How Can You Use A Mortgage Loan To Grow Your Poultry Farm

How Can You Use A Mortgage Loan To Grow Your Poultry Farm
  • Processing a loan against property is simpler and easier
  • The flexi hybrid feature enables you to pay the interest only on the utilised amount of loan
  • You can avail a pre-approved loan

As a poultry farmer, you would know that it is a sustainable business. Given the many reasons why poultry farming is profitable, you may want to expand the business further to add newer avenues or purchase essential equipment to raise the birds or even need the funds to market your business. A viable funding option to finance your organic poultry farm could be a loan against property.

With the loan against the property for a business startup, a lender offers a certain percentage of the market value of your property as a loan. This certain percentage can go up to 70% depending upon the lender policies.

You may want to consider mortgaging your poultry farm or any other property to cover the costs of your future expenses.

Higher Amount Loan

Brood houses and equipment, which keep a controlled climate in the coops, help chickens thrive and create an overall conducive environment for the birds. However, to maintain the necessary infrastructure, it is essential to have the requisite capital. A Loan Against Property in India can help you avail a loan for a higher amount. With you can avail a loan against property up to an amount of Rs. 3.5 crores. Based on your collateral and your repayment capacity, you receive the appropriate amount due to you.

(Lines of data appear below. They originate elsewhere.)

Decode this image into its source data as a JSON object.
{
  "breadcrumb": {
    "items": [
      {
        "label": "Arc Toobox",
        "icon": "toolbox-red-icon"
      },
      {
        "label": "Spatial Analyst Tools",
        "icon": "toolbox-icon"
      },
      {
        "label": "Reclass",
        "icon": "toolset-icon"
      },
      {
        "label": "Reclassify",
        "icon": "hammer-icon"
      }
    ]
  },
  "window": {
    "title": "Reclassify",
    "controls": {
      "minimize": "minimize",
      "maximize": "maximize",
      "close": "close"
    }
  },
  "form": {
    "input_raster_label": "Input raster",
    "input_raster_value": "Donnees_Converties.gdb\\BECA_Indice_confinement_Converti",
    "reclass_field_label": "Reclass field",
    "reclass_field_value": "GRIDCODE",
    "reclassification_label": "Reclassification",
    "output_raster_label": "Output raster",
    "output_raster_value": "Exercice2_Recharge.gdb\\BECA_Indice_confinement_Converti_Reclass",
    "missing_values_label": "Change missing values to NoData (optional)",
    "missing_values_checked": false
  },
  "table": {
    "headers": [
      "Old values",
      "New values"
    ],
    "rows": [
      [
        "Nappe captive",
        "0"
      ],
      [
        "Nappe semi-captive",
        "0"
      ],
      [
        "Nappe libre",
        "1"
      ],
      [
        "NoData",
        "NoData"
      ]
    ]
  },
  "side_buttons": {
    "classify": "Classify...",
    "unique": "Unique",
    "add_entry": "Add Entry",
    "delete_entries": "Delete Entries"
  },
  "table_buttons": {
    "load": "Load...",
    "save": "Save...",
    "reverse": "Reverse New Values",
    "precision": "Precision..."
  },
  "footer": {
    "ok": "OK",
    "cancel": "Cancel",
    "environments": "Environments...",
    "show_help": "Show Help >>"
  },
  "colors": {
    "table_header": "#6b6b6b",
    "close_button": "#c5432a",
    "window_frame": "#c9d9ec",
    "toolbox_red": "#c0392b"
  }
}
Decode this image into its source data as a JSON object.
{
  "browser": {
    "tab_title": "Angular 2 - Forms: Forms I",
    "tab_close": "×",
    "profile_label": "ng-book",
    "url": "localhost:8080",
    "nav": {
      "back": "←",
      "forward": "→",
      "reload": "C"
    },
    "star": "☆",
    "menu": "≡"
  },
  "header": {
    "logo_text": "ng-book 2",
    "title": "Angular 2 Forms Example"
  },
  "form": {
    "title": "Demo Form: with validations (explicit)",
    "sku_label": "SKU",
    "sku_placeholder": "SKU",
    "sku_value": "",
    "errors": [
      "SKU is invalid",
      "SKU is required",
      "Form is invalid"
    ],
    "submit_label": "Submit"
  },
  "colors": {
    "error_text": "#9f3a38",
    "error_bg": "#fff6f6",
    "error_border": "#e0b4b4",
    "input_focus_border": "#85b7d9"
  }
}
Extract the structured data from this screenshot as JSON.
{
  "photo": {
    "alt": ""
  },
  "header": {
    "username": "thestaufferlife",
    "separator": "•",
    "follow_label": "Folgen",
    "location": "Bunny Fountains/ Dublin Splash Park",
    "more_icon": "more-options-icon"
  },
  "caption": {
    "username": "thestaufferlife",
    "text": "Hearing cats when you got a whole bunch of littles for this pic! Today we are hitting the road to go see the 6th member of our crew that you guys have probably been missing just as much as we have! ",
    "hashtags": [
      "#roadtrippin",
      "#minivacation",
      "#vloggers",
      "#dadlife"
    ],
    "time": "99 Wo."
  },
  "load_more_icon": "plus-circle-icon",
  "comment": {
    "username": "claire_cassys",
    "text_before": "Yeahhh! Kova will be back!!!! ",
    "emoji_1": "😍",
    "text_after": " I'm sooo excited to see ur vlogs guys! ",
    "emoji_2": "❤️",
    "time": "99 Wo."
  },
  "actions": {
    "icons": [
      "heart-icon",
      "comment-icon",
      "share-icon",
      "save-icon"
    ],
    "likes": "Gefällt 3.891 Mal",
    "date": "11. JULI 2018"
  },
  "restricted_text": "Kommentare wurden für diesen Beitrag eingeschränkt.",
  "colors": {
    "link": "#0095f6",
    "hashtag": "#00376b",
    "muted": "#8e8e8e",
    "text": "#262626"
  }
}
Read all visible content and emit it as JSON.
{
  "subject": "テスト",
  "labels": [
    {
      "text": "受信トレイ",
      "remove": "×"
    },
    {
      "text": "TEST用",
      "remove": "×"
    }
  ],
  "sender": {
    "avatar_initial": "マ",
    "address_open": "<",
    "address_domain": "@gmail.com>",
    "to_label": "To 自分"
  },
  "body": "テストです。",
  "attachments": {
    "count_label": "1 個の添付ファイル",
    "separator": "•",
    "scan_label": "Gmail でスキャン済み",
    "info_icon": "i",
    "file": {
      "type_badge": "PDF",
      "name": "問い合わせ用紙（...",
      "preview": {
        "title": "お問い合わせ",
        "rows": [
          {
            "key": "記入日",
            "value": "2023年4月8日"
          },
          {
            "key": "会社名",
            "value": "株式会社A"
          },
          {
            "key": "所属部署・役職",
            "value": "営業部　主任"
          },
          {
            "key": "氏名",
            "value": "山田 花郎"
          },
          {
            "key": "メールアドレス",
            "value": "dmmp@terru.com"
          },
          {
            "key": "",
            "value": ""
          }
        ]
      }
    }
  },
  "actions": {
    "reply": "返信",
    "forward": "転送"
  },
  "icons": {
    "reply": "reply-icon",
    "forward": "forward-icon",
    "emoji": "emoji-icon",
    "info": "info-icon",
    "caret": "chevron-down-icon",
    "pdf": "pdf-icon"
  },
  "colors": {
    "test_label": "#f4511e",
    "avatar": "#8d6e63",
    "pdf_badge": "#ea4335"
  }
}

Simple Loan Application Process

There are numerous aspects checked by lenders when you apply for an unsecured loan, which could impact its approval. However, with a secured loan like a loan against property the scrutiny process is quicker and more straightforward. Once you fulfil the loan against property eligibility and submit the loan against property documents required your application is speedily approved, and you receive the loan amount without any delays. To know more on loans against properties, click here

Low Interest Rates

While collateral is attached to a loan against property, lenders are given a safe contingency plan in case of default. This is why interest rates on loan against property are lower than other loans. The interest rates that the lender offers you is also dependent upon the amount of your collateral.  Loan Against Property Interest Rates are flexible or fixed depending on lender policies. You could avail a mortgage loan with at an interest rate varying between 10.50% to 14.50%

Longer Tenor

As a poultry farm owner, you are seeking to expand your business to new horizons. Under such a scenario, repaying a loan in a short frame of time can upset the balance and budget. Hence, you may want to consider a mortgage loan with a longer tenor. With you can avail a loan up to 18 years. Moreover, a longer tenor leads to lower monthly EMIs as it is distributed over a longer period of time.

Flexi Hybrid loan

Before you avail a business loan, you may have a certain amount set in your mind to meet expansion plans. However, during execution you may not use the entire sum, but because you have obtained the lump sum amount, you are entitled to pay an interest on it. With flexi hybrid feature, you get to pay only the interest as the EMIs during the initial tenor and not on the whole amount. This helps to reduce your EMI outgo as interest is charged only on the amount utilised.

Prepayment Facility

Some lenders provide a pre-closure facility on the loan against property. This means you can pay off your liability sooner than the loan duration. With a flexible interest rate, you can prepay your loan without paying any penalties. Fixed rate options have repayment penalties that you may want to look into, before availing it.